Такси «Новогоднее» - Алиса Лунина 9 стр.


Саша была убеждена, что «посмеяться над собой» всегда и во всех ситуациях предпочтительнее… Но бывали и у нее невеселые дни. Она ведь живой человек, а не робот Вася, запрограммированный на вечное веселье и жизнерадостный смех. Случалось и ей похандрить, особенно когда город заливали осенние дожди и межсезонная тоска. В эти дни Саша становилась угрюмой до такой степени, о какой отлично сказал великий сатирик земли русской В. Шендерович: «Был настолько угрюм, что даже мысли его не посещали».

А еще бывали дни, когда не то что повеситься хочется, а четвертоваться или посадить себя на кол. Мысли посещали, но такие, что лучше бы не посещали вовсе. Потому что это мысли о самоубийстве.

В начале ноября у Саши выдался такой развеселый денек. С утра она позвонила в пару мест, где были вакансии, и везде получила отказ. Решила прогуляться, но, выглянув в окно, поняла, что осенняя Москва – место малопригодное для прогулок и вообще проживания.

Кстати, квартира, которую Саша сняла, оказалась тоже малопригодной для проживания. Все бы ничего, но соседи сверху любили слушать музыку. Причем они непременно хотели поделиться этой радостью с окружающими, увеличивая громкость после одиннадцати часов вечера. А музыка своеобразная, без слов, только удары или сигналы в мозг. Бац! Бац!

Уже через полчаса прослушивания Саша начинала дергаться, как от звука автоматной очереди. Дергаться приходилось долго – товарищи любили повеселиться до глубокой ночи.

И вот в осеннем городе, в чужой квартире, под грохот автоматной очереди корчилась в депрессии никому не нужная женщина. Представить – саму себя жаль!

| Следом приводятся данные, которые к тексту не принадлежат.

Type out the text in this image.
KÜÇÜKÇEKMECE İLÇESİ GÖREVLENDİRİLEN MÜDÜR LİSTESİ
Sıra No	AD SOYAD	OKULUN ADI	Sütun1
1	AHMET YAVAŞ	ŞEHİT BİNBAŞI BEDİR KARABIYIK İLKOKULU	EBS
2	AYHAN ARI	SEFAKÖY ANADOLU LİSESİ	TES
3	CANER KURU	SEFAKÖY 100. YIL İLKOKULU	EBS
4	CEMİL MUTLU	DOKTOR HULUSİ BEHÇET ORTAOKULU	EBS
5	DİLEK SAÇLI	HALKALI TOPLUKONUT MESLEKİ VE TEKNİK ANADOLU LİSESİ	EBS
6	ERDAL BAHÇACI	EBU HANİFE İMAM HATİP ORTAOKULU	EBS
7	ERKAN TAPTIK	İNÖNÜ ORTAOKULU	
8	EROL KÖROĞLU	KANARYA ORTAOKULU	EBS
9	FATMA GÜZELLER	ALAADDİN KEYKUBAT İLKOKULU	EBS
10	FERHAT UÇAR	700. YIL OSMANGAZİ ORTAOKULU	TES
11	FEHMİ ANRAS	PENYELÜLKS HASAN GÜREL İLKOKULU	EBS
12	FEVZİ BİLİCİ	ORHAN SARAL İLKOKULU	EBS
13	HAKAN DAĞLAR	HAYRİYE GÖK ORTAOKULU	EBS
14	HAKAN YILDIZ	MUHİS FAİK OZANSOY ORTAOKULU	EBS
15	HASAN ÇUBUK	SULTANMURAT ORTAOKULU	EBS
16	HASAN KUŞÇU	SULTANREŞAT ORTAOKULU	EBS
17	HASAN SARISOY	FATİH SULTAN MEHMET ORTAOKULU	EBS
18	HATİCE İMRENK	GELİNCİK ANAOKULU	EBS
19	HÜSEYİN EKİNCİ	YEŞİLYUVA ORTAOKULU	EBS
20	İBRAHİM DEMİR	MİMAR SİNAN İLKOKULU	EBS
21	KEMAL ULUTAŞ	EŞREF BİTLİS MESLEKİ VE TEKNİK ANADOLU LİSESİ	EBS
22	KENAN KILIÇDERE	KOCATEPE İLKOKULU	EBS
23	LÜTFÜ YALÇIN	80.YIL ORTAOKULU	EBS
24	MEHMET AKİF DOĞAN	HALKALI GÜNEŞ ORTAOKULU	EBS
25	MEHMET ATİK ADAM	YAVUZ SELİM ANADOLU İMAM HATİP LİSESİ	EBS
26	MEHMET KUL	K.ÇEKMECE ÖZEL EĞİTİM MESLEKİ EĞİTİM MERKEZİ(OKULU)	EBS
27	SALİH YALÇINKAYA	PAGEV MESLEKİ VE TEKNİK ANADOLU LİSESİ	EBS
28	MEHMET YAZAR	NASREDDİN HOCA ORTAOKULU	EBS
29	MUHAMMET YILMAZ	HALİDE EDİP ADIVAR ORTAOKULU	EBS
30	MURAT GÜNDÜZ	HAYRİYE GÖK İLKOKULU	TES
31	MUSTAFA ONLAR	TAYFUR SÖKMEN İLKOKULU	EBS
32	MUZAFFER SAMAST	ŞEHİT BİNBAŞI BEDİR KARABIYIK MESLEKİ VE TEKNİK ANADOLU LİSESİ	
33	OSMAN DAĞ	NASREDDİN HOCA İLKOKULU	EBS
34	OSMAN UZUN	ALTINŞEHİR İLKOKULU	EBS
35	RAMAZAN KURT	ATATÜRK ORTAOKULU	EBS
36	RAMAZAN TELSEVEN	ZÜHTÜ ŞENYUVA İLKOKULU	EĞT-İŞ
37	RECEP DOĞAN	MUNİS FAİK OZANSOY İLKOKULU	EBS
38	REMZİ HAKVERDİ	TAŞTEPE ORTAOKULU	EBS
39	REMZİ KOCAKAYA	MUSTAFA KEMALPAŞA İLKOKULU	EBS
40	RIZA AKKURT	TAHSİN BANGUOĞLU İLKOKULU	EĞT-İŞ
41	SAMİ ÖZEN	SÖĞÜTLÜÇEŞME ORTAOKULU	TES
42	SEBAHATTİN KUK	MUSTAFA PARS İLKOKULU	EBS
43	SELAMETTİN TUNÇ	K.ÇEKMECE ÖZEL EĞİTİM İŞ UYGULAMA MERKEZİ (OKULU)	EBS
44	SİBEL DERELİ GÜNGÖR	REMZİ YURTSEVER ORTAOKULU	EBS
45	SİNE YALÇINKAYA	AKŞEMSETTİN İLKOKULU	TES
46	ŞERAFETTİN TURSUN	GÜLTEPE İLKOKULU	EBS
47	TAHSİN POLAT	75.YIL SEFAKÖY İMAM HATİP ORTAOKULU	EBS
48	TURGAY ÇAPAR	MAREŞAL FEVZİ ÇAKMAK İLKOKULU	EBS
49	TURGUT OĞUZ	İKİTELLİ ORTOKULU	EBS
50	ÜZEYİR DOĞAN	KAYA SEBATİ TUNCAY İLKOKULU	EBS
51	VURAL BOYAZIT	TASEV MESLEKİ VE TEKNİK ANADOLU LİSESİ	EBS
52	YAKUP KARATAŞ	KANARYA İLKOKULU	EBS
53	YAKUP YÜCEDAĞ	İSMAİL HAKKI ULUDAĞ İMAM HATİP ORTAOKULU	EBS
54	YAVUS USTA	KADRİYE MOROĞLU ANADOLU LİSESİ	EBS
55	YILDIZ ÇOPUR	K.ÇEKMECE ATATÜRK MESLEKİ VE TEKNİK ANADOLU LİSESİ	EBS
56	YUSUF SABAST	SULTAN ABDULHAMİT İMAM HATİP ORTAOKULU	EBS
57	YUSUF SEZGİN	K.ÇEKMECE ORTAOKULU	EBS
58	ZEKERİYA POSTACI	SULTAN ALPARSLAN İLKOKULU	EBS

Все кажется противным… А уж как Саша сама себе противна – даже передать невозможно. А еще возникало ощущение, что к ней тянется чья-то черная лапа и пережимает горло. Наваливается, наваливается…

Отсюда и мысли соответствующие. Саша задумалась о самоубийстве. И так думала. И этак. Даже прикидывала, каким именно способом. Чтобы не мучительно и, по возможности, эстетично, без кровищи и размазанных мозгов. Чтобы лежать мертвой, но красиво, выглядеть прилично…

Конечно, заманчиво: нет человека – нет проблем! Но ведь это только звучит легко, а попробуй убейся красиво и безболезненно! Красивая смерть – редкая удача. Вот, к примеру, одна писательница погибла от наводнения в пустыне. Это же представить! От наводнения! В пустыне! А когда даму нашли, ее тело было облеплено страницами из ее рукописи! Вот это красиво! Художественно! Гениально! Но такую смерть, видимо, надо заслужить.

Или вот было бы здорово – исчезнуть бесследно. Раз! – и растворился в воздухе. Без следа. Распался на ионы и смешинки, которые полетают в воздухе, да и прицепятся к какой-нибудь девочке. И она с этого дня будет удивлять окружающих своей способностью превращать все в хи-хи и ха-ха…

Если бы так удачно обставить, то, пожалуйста, Саша согласна. Но будет ведь по-другому… Некрасиво. Утомительно. Больно. А еще не хочется доставлять проблем окружающим. Они придут, случайно наткнутся на ее бесчувственное тело, расстроятся, да им еще, как в том анекдоте про плачущего муравья, которому для слона могилу копать, придется с ней возиться. Нехорошо. Непорядочно.

Кстати, если она думает об эстетике для себя и этике по отношению к окружающим, значит, не все в ее жизни так уж плохо, она не дошла до точки, за которой уже ни о ком и ни о чем не думаешь. Вон некоторых людей ничто не останавливает.

Саша читала про человека, который убил себя довольно необычным способом – вбил в голову семь гвоздей. Молотком. Бедняга, как же его все достало…

Бац, бац, бац… Невозможно больше выносить этот грохот!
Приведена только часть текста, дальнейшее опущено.